Dans deux autres arrêts du même jour (Cass. Civ. 2ème, 19 novembre 1970 et Cass. Civ. 2ème 19 novembre 1970) la Cour de cassation a censuré les décisions des juges du fond qui s’étaient abstenu de constater si le paiement était intervenu en conséquence des actions de recouvrement engagées par l’huissier :

« Attendu qu’en se déterminant par un tel motif sans rechercher si le paiement effectué avait été provoqué par l’intervention de l’huissier, le Tribunal n’a pas donné de base légale à sa décision »

Le paiement se doit donc d’être la conséquence d’une diligence de l’huissier. De surplus, celle-ci doit consister dans un acte d’exécution et non simplement dans la signification de la décision.

Par un nouvel arrêt VIOCHE c/ PELOUX du 17 février 1977, la Cour de Cassation a confirmé que « la simple signification d’un jugement ne permet pas à l’huissier de prétendre à l’application d’un droit proportionnel, dès lors que le règlement du débiteur était intervenu avant que ne soit pratiquée une saisie-arrêt ».
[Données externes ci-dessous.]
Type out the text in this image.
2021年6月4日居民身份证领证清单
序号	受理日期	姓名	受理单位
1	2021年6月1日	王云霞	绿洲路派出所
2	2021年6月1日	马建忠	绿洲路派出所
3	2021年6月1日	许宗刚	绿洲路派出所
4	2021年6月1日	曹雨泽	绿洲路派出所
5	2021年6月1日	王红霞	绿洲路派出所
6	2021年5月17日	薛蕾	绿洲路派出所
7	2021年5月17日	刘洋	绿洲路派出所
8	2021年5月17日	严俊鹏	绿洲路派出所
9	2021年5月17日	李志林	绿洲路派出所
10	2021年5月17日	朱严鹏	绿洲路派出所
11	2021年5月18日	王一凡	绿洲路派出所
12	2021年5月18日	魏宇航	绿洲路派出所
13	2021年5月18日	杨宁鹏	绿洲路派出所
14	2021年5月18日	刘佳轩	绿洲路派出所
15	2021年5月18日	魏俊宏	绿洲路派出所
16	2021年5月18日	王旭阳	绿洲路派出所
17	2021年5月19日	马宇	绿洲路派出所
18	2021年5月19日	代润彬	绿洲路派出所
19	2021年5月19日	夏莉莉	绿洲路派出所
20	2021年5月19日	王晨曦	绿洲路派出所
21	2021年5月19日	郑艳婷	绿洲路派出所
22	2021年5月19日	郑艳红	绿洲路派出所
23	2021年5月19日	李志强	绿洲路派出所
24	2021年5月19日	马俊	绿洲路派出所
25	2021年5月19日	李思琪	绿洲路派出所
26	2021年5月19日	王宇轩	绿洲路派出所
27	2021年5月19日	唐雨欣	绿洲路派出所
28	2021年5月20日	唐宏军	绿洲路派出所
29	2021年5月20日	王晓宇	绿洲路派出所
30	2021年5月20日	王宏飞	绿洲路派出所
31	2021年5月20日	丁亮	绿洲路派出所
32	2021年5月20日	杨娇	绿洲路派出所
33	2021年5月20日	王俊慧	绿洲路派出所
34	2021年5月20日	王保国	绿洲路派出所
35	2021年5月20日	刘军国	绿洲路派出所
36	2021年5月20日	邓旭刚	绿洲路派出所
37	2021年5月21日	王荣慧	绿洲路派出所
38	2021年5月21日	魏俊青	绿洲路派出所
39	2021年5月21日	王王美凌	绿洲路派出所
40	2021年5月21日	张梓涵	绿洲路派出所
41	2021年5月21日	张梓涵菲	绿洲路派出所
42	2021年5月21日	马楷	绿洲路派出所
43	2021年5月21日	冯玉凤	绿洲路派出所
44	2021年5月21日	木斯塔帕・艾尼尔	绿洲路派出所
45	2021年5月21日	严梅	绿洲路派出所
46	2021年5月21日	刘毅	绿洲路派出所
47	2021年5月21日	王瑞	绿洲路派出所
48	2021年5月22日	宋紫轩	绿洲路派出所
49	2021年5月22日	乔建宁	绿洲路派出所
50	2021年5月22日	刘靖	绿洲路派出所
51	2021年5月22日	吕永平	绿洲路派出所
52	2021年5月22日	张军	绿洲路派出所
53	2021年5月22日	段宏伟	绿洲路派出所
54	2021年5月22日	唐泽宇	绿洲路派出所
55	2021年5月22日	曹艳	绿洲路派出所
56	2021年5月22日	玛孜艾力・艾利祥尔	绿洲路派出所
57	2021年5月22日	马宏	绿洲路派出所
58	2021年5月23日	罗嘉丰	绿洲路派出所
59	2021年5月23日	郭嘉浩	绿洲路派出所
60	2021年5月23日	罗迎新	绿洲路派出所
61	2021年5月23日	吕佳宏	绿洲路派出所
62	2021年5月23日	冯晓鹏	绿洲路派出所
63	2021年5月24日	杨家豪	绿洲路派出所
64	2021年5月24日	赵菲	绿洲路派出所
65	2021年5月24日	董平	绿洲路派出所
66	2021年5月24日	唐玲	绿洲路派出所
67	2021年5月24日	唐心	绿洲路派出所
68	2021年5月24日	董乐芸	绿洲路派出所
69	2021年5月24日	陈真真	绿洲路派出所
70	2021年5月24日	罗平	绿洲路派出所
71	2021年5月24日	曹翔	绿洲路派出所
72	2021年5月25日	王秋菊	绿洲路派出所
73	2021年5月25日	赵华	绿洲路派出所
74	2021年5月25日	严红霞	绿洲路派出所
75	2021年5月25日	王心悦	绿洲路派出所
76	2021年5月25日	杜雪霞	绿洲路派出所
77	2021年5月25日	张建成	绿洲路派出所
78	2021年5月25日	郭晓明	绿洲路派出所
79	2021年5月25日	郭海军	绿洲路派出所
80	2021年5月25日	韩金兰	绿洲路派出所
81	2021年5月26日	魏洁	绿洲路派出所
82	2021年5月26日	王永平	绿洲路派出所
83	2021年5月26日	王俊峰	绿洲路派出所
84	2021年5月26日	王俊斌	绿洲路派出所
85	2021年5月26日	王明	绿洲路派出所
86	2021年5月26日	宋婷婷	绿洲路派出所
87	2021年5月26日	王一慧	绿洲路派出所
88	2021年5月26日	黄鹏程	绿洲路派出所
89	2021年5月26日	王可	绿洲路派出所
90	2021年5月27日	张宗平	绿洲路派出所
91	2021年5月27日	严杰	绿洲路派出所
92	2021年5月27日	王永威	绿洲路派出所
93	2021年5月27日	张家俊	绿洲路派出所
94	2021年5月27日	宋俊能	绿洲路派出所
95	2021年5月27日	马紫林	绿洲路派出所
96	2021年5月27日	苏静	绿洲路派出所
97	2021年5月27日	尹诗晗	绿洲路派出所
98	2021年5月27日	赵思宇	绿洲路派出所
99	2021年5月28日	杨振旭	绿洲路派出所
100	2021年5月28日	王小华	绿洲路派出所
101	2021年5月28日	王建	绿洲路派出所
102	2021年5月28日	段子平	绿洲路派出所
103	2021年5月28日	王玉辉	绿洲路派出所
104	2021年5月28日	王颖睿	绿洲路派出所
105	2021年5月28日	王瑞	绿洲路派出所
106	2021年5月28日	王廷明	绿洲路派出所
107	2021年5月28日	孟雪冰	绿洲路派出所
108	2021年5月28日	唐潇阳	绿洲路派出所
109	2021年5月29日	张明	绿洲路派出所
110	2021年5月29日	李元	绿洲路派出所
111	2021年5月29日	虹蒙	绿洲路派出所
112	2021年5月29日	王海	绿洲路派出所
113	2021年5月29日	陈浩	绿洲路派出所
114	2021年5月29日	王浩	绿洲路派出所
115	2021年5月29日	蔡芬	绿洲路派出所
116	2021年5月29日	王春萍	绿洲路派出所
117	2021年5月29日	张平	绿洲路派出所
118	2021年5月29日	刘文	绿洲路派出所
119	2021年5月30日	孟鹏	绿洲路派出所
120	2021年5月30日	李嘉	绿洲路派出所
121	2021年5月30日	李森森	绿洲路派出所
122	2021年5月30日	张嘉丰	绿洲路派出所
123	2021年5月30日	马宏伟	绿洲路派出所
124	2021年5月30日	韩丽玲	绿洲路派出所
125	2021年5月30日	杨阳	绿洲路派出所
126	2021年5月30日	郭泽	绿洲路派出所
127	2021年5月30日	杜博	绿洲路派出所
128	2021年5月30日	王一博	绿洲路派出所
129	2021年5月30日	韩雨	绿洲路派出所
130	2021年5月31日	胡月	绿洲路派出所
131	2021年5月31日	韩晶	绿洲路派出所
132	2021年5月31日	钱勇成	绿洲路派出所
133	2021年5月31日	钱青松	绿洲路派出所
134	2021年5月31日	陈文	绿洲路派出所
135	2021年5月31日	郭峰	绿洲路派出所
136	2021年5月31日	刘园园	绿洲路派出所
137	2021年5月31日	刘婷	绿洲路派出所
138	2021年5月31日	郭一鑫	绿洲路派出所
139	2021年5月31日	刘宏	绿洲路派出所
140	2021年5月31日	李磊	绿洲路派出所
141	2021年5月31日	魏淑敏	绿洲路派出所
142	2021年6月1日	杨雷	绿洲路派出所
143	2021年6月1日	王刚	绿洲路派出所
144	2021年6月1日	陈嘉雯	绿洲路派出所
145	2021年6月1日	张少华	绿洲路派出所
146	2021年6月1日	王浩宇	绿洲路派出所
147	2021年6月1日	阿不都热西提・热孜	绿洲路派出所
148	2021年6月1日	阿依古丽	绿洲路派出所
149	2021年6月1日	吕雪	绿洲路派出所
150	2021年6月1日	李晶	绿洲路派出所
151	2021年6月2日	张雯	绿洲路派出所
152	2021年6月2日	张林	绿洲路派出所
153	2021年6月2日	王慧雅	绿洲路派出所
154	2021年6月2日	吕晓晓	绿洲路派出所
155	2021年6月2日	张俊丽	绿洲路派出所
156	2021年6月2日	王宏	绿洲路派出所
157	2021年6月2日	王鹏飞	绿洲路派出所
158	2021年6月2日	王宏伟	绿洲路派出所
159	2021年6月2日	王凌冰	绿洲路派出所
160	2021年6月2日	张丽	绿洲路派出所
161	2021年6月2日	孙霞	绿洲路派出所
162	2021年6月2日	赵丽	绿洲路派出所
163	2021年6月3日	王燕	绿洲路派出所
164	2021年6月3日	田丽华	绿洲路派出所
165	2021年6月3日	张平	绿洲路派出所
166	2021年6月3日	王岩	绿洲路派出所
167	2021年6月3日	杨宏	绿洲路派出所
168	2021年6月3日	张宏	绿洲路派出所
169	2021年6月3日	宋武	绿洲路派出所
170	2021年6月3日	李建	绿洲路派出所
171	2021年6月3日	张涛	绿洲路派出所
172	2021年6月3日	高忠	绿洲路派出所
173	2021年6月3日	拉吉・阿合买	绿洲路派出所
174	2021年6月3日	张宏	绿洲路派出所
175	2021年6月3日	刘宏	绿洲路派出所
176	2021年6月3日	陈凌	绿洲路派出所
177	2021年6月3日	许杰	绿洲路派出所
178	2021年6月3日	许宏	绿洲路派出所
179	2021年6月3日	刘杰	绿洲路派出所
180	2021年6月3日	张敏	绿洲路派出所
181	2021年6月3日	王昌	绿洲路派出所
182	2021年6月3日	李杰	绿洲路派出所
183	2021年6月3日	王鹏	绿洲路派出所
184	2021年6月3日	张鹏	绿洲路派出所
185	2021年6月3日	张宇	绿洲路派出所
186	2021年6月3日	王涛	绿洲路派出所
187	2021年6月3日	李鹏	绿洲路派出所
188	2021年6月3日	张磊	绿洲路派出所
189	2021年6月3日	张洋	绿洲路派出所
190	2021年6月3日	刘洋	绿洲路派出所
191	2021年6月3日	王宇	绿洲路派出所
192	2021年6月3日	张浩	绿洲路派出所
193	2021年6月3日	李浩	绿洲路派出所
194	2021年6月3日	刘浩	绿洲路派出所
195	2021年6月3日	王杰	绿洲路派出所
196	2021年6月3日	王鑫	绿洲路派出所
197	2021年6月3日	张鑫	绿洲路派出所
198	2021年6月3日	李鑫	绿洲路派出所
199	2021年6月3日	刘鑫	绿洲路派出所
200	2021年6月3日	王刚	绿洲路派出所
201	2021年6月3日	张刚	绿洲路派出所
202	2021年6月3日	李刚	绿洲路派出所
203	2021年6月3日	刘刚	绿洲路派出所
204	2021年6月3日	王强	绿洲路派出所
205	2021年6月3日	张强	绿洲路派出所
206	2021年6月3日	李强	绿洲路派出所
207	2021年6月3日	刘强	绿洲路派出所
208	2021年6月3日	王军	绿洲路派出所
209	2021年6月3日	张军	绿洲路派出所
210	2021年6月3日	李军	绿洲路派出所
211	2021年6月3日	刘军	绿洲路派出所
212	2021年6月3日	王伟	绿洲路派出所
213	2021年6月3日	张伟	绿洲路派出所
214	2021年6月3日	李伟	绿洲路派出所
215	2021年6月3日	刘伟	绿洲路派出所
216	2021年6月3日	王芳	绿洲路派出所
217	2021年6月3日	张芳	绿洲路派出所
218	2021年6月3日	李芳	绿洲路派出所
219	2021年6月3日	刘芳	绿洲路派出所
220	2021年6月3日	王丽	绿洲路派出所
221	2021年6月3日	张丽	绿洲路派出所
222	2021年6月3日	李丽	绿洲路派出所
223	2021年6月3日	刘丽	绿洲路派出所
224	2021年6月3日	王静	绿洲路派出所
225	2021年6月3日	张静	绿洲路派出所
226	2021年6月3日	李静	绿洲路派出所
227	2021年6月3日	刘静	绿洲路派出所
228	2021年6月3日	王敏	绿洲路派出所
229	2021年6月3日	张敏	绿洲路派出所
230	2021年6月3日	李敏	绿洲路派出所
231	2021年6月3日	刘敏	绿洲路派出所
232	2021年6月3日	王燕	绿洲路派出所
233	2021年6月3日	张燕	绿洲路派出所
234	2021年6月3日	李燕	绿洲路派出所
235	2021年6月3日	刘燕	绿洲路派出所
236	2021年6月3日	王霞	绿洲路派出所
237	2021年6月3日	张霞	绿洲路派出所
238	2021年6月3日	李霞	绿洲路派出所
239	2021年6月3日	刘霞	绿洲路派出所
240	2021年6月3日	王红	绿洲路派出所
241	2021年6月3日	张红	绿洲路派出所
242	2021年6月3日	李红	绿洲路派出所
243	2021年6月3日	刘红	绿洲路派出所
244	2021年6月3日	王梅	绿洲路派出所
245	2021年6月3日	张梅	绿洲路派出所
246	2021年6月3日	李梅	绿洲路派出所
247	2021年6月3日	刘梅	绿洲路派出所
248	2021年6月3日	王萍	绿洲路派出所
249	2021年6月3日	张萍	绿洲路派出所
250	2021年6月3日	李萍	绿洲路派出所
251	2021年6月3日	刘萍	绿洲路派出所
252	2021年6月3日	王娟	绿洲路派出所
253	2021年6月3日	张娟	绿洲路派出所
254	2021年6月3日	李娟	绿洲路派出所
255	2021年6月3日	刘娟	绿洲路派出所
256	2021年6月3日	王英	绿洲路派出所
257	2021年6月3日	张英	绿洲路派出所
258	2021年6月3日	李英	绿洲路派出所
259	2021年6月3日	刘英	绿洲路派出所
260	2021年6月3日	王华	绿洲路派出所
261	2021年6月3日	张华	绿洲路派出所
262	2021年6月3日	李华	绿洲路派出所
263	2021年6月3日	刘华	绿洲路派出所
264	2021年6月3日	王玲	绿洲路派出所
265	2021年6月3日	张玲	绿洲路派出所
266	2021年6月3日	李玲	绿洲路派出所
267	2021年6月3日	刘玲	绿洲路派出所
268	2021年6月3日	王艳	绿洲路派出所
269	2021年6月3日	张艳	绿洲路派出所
En 2001 la Cour de Cassation a jugé que « (…) la signification d’actes simplement destinés à rendre indisponible le bien saisi n’a pas pour objet le recouvrement de la créance et ne permet pas la perception d’un droit proportionnel » (Cass. Civ. 2ème, 18/10/2001).

Dans un cas plus récent, et qui démontre que les décisions de la Cour de cassation ne sont pas suivies par tous les huissiers, un officier ministériel estimait qu’un droit proportionnel lui était dû sur une somme à recouvrer de l’ordre de 45.000 euros. À ce titre, il avait cru bon de facturer un droit proportionnel à son client.

Ce dernier a contesté l’application des dispositions de l’article 10 au motif que le paiement du débiteur était intervenu avant la signification du commandement de payer. Celui-ci ne pouvait donc matériellement avoir provoqué le paiement.

Pour l’huissier, le « droit » lui était dû au motif unique qu’un mandat d’encaissement lui avait été confié.

Le Tribunal a fait droit à la contestation du client en relevant, par, que « la seule signification de la décision ne permet pas à l’huissier de prétendre à l’application d’un droit proportionnel et que le règlement intervenu ne peut être la conséquence du commandement de payer, puisqu’il lui est antérieur ». (T. Com. Grasse, 20 septembre 2010).

D’où, tout l’intérêt de vérifier les factures d’huissiers qui comportent systématiquement l’article 10 et alors même que les sommes réclamées ne sont pas toujours dues.

Cet article n’a pas pour ambition de traiter de « valeur équivalente » mais simplement de faire prendre conscience qu’il est possible d’économiser des frais indûment perçus par certains huissiers.